Senate debates
Wednesday, 30 March 2022
Motions
Ukraine
5:29 pm
Rex Patrick (SA, Independent) Share this | Hansard source
I stand in full support of this motion and I am encouraged by the words and fully support all of the actions taken by the government, as articulated by Senator Payne. I share Senator Wong's concerns as well. However, I wish to add some words. I have called for the Australian government to expel the Russian ambassador from Australia. News of Russian war crimes in Ukraine, including indiscriminate attacks on civilians, leave no doubt that the Russian regime has chosen to place their country outside the company of civilised nations. The Russian bombing of a children's hospital in Mariupol and, indeed, the theatre, as Senator Bilyk alluded to, are just the latest set of atrocities—and there will be more.
The Russian military also confirmed the use of thermobaric weapons.
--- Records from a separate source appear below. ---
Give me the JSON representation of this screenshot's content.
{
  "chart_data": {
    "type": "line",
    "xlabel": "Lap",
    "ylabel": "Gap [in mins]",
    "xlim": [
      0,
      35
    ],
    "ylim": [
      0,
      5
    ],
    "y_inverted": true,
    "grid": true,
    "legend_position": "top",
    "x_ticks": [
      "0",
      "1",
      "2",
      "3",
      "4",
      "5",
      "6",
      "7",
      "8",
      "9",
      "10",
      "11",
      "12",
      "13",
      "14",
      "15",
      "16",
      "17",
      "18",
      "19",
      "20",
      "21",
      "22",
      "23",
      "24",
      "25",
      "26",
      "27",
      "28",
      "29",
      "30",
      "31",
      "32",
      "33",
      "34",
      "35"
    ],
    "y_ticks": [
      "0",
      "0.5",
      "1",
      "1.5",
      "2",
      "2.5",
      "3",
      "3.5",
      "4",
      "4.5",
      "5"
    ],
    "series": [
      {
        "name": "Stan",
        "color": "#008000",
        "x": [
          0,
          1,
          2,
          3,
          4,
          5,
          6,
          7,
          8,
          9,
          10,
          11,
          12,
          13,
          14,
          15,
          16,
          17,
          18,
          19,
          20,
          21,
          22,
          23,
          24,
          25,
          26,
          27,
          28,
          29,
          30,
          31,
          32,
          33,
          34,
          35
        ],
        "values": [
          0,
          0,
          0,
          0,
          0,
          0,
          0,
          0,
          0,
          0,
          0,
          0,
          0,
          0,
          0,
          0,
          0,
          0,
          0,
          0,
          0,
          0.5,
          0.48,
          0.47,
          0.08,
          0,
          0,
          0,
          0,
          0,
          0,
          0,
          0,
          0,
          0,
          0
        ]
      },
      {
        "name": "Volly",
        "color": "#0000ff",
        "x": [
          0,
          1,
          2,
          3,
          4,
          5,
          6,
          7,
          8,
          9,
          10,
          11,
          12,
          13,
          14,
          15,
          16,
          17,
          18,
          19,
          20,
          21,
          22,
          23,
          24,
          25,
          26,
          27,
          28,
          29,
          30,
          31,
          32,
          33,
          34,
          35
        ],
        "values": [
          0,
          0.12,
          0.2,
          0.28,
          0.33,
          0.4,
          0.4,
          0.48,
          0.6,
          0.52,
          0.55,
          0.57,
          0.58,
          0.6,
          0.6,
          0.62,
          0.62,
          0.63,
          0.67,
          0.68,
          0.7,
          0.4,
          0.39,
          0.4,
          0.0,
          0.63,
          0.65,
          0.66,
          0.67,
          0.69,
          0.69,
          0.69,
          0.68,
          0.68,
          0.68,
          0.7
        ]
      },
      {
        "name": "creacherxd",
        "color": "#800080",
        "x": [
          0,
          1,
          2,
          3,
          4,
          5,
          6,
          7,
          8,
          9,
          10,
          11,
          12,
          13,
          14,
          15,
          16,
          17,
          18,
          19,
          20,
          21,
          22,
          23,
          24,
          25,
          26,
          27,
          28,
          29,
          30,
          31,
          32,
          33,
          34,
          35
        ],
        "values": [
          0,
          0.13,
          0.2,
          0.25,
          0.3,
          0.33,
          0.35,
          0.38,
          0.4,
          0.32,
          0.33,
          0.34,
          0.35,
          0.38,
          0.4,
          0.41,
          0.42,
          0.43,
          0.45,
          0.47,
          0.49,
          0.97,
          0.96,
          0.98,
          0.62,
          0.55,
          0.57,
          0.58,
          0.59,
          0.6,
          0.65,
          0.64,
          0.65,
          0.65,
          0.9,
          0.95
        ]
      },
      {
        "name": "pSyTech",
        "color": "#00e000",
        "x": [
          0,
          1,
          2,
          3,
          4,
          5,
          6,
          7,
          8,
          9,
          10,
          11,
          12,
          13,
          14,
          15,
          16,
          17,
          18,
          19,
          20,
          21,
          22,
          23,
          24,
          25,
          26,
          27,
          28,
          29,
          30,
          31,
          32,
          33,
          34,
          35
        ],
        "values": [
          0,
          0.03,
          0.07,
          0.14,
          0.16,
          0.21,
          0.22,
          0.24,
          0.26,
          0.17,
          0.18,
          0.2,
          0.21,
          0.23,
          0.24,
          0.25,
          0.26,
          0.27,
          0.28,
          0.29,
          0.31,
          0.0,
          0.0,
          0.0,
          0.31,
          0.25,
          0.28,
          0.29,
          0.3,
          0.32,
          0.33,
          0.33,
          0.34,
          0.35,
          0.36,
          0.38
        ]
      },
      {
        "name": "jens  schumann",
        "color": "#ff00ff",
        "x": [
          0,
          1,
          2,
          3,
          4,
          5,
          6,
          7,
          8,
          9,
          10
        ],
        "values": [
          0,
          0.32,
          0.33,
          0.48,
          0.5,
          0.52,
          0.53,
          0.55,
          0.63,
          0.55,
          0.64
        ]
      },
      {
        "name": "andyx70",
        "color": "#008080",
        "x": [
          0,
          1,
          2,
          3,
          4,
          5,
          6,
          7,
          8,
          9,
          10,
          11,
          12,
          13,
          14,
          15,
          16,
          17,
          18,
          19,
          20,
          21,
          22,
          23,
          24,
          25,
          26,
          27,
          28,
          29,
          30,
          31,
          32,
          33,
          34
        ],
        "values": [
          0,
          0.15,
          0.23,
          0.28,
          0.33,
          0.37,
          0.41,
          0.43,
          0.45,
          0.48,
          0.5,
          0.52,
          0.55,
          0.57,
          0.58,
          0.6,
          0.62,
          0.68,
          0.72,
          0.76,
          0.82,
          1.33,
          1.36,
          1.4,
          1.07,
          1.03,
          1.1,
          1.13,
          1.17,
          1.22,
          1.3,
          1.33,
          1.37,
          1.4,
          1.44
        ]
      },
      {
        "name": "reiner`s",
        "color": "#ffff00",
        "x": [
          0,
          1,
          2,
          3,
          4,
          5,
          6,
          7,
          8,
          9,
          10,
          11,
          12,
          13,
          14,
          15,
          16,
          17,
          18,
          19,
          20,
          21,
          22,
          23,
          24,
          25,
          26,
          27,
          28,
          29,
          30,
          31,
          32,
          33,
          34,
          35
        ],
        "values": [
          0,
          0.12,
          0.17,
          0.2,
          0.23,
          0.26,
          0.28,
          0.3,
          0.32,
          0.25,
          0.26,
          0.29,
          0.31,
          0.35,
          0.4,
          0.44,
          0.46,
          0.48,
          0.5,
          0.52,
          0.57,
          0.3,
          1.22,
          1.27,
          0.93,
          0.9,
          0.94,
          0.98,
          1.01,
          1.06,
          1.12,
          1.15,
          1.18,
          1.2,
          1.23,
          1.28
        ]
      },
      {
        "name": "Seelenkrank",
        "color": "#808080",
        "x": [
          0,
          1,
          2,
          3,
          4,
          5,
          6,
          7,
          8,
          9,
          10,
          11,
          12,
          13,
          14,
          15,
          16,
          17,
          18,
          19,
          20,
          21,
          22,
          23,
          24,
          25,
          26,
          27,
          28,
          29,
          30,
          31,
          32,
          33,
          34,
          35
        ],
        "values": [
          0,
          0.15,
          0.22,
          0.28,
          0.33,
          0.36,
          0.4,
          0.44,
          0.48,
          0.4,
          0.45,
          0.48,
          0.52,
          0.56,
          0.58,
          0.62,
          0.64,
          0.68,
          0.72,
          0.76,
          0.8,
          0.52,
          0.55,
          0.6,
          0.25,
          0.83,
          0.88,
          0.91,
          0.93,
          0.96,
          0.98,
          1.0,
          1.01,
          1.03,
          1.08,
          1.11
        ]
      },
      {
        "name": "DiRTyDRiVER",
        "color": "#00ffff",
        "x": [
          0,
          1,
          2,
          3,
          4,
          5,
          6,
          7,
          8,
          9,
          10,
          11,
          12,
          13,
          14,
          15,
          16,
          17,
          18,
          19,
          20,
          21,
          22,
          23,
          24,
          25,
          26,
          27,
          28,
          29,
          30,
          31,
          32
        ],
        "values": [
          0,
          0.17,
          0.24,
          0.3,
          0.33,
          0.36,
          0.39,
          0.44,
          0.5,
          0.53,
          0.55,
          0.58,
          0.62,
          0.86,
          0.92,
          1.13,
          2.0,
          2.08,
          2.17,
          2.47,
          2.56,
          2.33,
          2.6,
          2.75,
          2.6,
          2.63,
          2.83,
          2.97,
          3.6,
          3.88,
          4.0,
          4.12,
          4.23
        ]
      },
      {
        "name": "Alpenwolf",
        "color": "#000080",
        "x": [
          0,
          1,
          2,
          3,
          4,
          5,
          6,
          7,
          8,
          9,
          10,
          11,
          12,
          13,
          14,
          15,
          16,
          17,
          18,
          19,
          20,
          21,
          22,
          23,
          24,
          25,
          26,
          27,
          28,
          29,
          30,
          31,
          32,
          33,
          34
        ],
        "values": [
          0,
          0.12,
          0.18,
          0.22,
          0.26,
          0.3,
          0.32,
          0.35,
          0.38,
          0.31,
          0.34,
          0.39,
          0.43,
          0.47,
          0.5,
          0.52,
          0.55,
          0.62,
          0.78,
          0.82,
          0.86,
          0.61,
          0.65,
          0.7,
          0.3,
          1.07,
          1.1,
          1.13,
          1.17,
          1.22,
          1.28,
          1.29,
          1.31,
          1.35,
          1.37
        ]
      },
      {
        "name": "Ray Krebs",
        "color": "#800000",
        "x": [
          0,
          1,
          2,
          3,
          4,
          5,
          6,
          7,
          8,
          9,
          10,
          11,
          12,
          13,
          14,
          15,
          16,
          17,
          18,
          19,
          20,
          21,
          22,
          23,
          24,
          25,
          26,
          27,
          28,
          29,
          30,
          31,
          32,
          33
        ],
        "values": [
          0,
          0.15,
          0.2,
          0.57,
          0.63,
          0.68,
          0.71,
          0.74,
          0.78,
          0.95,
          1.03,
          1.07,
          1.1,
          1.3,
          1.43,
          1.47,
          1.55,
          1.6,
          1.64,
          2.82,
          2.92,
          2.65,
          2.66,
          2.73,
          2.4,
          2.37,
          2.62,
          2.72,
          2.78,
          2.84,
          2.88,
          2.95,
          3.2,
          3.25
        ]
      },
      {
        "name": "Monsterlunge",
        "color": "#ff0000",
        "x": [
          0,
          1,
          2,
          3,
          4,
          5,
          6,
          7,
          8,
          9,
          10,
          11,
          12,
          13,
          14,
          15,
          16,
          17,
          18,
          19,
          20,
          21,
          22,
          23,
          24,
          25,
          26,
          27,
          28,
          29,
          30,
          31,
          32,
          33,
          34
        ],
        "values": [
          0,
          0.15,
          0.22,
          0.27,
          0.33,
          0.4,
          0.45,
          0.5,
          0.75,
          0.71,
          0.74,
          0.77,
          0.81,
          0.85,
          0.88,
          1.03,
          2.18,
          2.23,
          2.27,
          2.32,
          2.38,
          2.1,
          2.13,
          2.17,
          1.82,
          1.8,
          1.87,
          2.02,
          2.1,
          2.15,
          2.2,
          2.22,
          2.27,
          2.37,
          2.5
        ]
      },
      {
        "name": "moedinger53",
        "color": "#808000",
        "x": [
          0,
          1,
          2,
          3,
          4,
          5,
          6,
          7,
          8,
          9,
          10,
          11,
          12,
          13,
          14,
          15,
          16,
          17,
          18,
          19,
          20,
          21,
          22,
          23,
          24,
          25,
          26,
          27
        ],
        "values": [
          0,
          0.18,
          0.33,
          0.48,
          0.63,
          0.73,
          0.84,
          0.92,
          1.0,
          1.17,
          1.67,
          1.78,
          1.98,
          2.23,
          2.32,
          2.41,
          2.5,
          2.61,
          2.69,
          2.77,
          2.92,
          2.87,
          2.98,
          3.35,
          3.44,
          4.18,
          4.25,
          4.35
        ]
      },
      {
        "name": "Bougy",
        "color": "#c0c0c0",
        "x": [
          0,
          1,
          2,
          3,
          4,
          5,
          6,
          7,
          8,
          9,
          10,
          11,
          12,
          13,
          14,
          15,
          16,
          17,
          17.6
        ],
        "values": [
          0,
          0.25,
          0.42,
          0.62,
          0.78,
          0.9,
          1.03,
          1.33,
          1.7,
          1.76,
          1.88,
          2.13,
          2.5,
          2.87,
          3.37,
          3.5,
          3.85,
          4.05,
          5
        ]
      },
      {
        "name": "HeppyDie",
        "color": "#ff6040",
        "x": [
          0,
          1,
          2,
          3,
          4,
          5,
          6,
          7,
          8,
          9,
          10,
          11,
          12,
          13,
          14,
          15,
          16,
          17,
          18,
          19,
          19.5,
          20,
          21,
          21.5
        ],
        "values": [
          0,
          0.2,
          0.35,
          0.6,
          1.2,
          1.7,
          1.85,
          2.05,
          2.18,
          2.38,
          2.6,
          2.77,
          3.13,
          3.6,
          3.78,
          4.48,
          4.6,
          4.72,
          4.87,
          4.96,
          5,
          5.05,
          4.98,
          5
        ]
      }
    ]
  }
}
The use of these devastating fuel-air explosives in urban areas will unquestionably violate the United Nations Convention on Certain Conventional Weapons, which outlaws a wide range of barbaric weaponry. Barbarism is what President Putin's regime is engaged in across Ukraine. Aggressive war is a war crime. So too are the terrorist tactics employed by the Russian forces engaged in this war of aggression. In these circumstances, Foreign Minister Senator Payne's arguments that it is necessary to keep the Russian ambassador in Canberra to maintain a direct line of communication with the Russian government sends precisely the wrong signals to Moscow. It suggests that, no matter what President Putin does, Australia still wants to talk to his henchmen. Yet there is no evidence that the Australian government's direct line of communication has any influence or value whatsoever. Australia should immediately expel the Russian ambassador in Canberra and their consul-general in Sydney.